I developing a system which allow customer to purchase data records such as company info.
The system has about 1 million data records(2GB) and 1000+ customers. Each customer purchase about 5000 data records each time. The data record is updated at the rate of 2000 records per day.
When a customer puchase the data records again, only the lastest modified records is sold to the customer. I put a flag and version column on the sales table so that when the product table is updated, records in sales table will be updated as well. The product and sales table will then be matched to produce the lastest update data records.
Using the above way i encounter a performace issue whereby the search for the lastest record is extremely slow. Moreover, the sales table is taking a huge amount of storage space.

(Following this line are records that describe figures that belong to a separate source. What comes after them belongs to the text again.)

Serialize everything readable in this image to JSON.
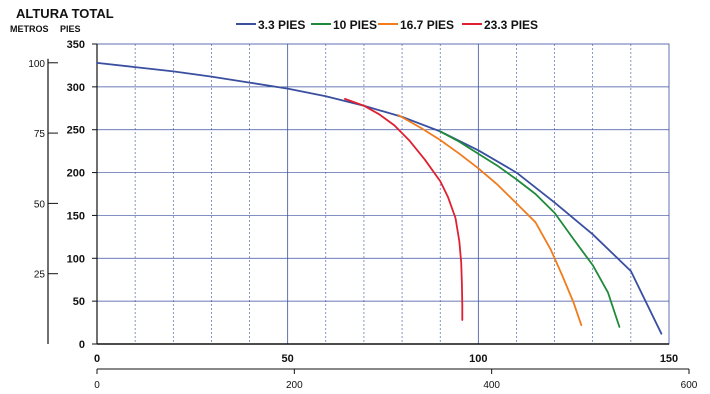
{
  "chart_data": {
    "type": "line",
    "title": "ALTURA TOTAL",
    "y_unit_labels": [
      "METROS",
      "PIES"
    ],
    "y_feet": {
      "min": 0,
      "max": 350,
      "ticks": [
        "0",
        "50",
        "100",
        "150",
        "200",
        "250",
        "300",
        "350"
      ]
    },
    "y_meters": {
      "ticks": [
        "25",
        "50",
        "75",
        "100"
      ],
      "tick_values": [
        25,
        50,
        75,
        100
      ]
    },
    "x_upper": {
      "min": 0,
      "max": 150,
      "ticks": [
        "0",
        "50",
        "100",
        "150"
      ],
      "tick_values": [
        0,
        50,
        100,
        150
      ]
    },
    "x_lower": {
      "ticks": [
        "0",
        "200",
        "400",
        "600"
      ],
      "tick_values": [
        0,
        200,
        400,
        600
      ]
    },
    "grid": true,
    "legend_position": "top",
    "series": [
      {
        "name": "3.3 PIES",
        "color": "#3a4fa0",
        "points": [
          [
            0,
            328
          ],
          [
            10,
            323
          ],
          [
            20,
            318
          ],
          [
            30,
            312
          ],
          [
            40,
            305
          ],
          [
            50,
            298
          ],
          [
            60,
            289
          ],
          [
            70,
            278
          ],
          [
            80,
            265
          ],
          [
            90,
            248
          ],
          [
            100,
            226
          ],
          [
            110,
            200
          ],
          [
            120,
            165
          ],
          [
            130,
            128
          ],
          [
            140,
            85
          ],
          [
            148,
            12
          ]
        ]
      },
      {
        "name": "10 PIES",
        "color": "#1e8a3a",
        "points": [
          [
            90,
            248
          ],
          [
            95,
            236
          ],
          [
            100,
            222
          ],
          [
            105,
            208
          ],
          [
            110,
            192
          ],
          [
            115,
            175
          ],
          [
            120,
            153
          ],
          [
            125,
            122
          ],
          [
            130,
            92
          ],
          [
            134,
            60
          ],
          [
            137,
            20
          ]
        ]
      },
      {
        "name": "16.7 PIES",
        "color": "#f07c1e",
        "points": [
          [
            79,
            267
          ],
          [
            85,
            252
          ],
          [
            90,
            238
          ],
          [
            95,
            222
          ],
          [
            100,
            205
          ],
          [
            105,
            186
          ],
          [
            110,
            164
          ],
          [
            115,
            142
          ],
          [
            119,
            110
          ],
          [
            122,
            80
          ],
          [
            125,
            48
          ],
          [
            127,
            22
          ]
        ]
      },
      {
        "name": "23.3 PIES",
        "color": "#e02030",
        "points": [
          [
            65,
            286
          ],
          [
            70,
            278
          ],
          [
            74,
            268
          ],
          [
            78,
            255
          ],
          [
            82,
            237
          ],
          [
            86,
            215
          ],
          [
            90,
            190
          ],
          [
            92,
            172
          ],
          [
            94,
            147
          ],
          [
            95,
            120
          ],
          [
            95.5,
            95
          ],
          [
            95.7,
            70
          ],
          [
            95.8,
            45
          ],
          [
            95.8,
            28
          ]
        ]
      }
    ]
  }
}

Can anyone suggest me one better way to solve this problem.
Thanks a lot.
I assume flag and version are not your PK sequence. For the query you are talking about you probably are using a WHERE clause whose predicates are these two columns, and then you do some forther row processing.
If the table(s) are cluster-indexed on some other fields whose distribution is widely different from the flag+version sequence (very likely), even is you have an alternate index built on the latter two fields, you quite probably will end up performing a tablespace scan. :-(
Of course, if the flag and version fields are buried toward the end of a long record structure, you are talking about a giant amount of work poor DB2 will have to perform to get your results.
Create an index that has all the fields required for you primary query so you can perform an index-only query.
Rearrange the columns so falg and version are positioned closer to the start of the structure.
Publish the SQL statement so we can better reflect on the situation.